No pathologic findings were noted externally in any of the control rabbits. Pathologic findings observed internally in the control animals included multiple red foci on the lungs of one animal, red discoloration of a mandibular lymph node in another animal and a small ovary in a third rabbit.
Other findings:
Potential target organs: kidney
Evaluation of organ weight data showed a possible effect on kidney weights in male and female rabbits. Increases in the mean kidney weights were observed in each of the treated groups when compared with the control group. Increases in kidney weight relative to body and brain weights also were noted in the treated groups when compared with controls. The individual kidney weights of most surviving males and females in the treated groups exceeded the highest individual weights in the control animals.
A possible effect on liver weight was noted only in the one surviving female rabbit in the high dose group. The absolute liver weight and the liver weight relative to brain weight for this animal was less than the liver weights for many females in the other groups. The liver weight relative to body weight for this animal was within the range of control female weights.

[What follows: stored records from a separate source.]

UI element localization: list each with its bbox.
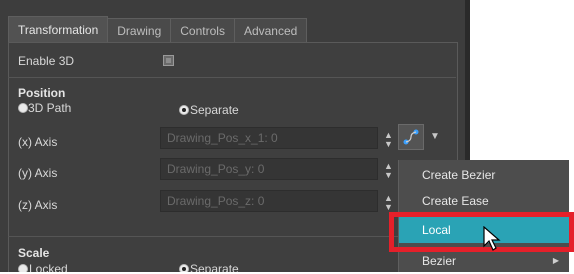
locked-label: Locked: [29, 262, 68, 272]
tab-advanced[interactable]: Advanced: [233, 18, 308, 42]
divider: [8, 77, 456, 78]
locked-radio[interactable]: [18, 264, 28, 272]
scale-separate-radio[interactable]: [179, 264, 189, 272]
z-axis-stepper[interactable]: ▲ ▼: [384, 194, 393, 212]
menu-item-create-ease[interactable]: Create Ease: [399, 188, 569, 214]
chevron-down-icon[interactable]: ▼: [430, 131, 440, 142]
x-axis-field[interactable]: Drawing_Pos_x_1: 0: [160, 127, 378, 149]
x-axis-label: (x) Axis: [18, 135, 58, 149]
separate-radio[interactable]: [179, 105, 189, 115]
3d-path-radio[interactable]: [18, 103, 28, 113]
menu-item-bezier-label: Bezier: [422, 254, 457, 268]
function-curve-icon: [403, 129, 419, 145]
z-axis-label: (z) Axis: [18, 198, 58, 212]
position-heading: Position: [18, 86, 66, 100]
y-axis-stepper[interactable]: ▲ ▼: [384, 162, 393, 180]
menu-item-create-bezier[interactable]: Create Bezier: [399, 162, 569, 188]
enable-3d-checkbox[interactable]: [163, 55, 174, 66]
enable-3d-label: Enable 3D: [18, 54, 75, 68]
scale-separate-label: Separate: [190, 262, 239, 272]
y-axis-label: (y) Axis: [18, 166, 58, 180]
3d-path-label: 3D Path: [28, 101, 72, 115]
x-axis-stepper[interactable]: ▲ ▼: [384, 131, 393, 149]
y-axis-field[interactable]: Drawing_Pos_y: 0: [160, 158, 378, 180]
mouse-pointer-icon: [483, 226, 501, 251]
separate-label: Separate: [190, 103, 239, 117]
tab-transformation[interactable]: Transformation: [8, 16, 109, 42]
z-axis-field[interactable]: Drawing_Pos_z: 0: [160, 190, 378, 212]
tab-bar: Transformation Drawing Controls Advanced: [8, 16, 308, 42]
tab-drawing[interactable]: Drawing: [107, 18, 172, 42]
tab-controls[interactable]: Controls: [170, 18, 235, 42]
function-button[interactable]: [398, 124, 424, 150]
scale-heading: Scale: [18, 246, 50, 260]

Interpretation of the significance of the lower liver weight is difficult because there was only one surviving animal in the high dose group.
Organ weight data for each of the other organs in the treated groups were considered similar to control weights.

Any other information on results incl. tables

The acute dermal LD50 of chromic aicd in the rabbit was found to be 57 mg/kg bw.

Applicant's summary and conclusion

Interpretation of results:
other: Toxic in contact with skin based on EU GHS criteria
Conclusions:
The acute dermal LD50 of chromic acid was found to be 57 mg/kg bw.
Executive summary:

Chromic acid was applied for 24 hours under occlusive conditions to the shorn dorsal skin of New Zealand Whire rabbits (5/sex) at dose levels of 0, 35, 55, 80, 110 or 180 mg/kg bw. Animals were observed for 14 days.

Deaths occurred at dose levels of 55 mg/kg bw/d and greater. Signs of systemic toxicity and local dermal irritation at the application site were observed.

The acute dermal LD50 of chromic acid was found to be 57 mg/kg bw.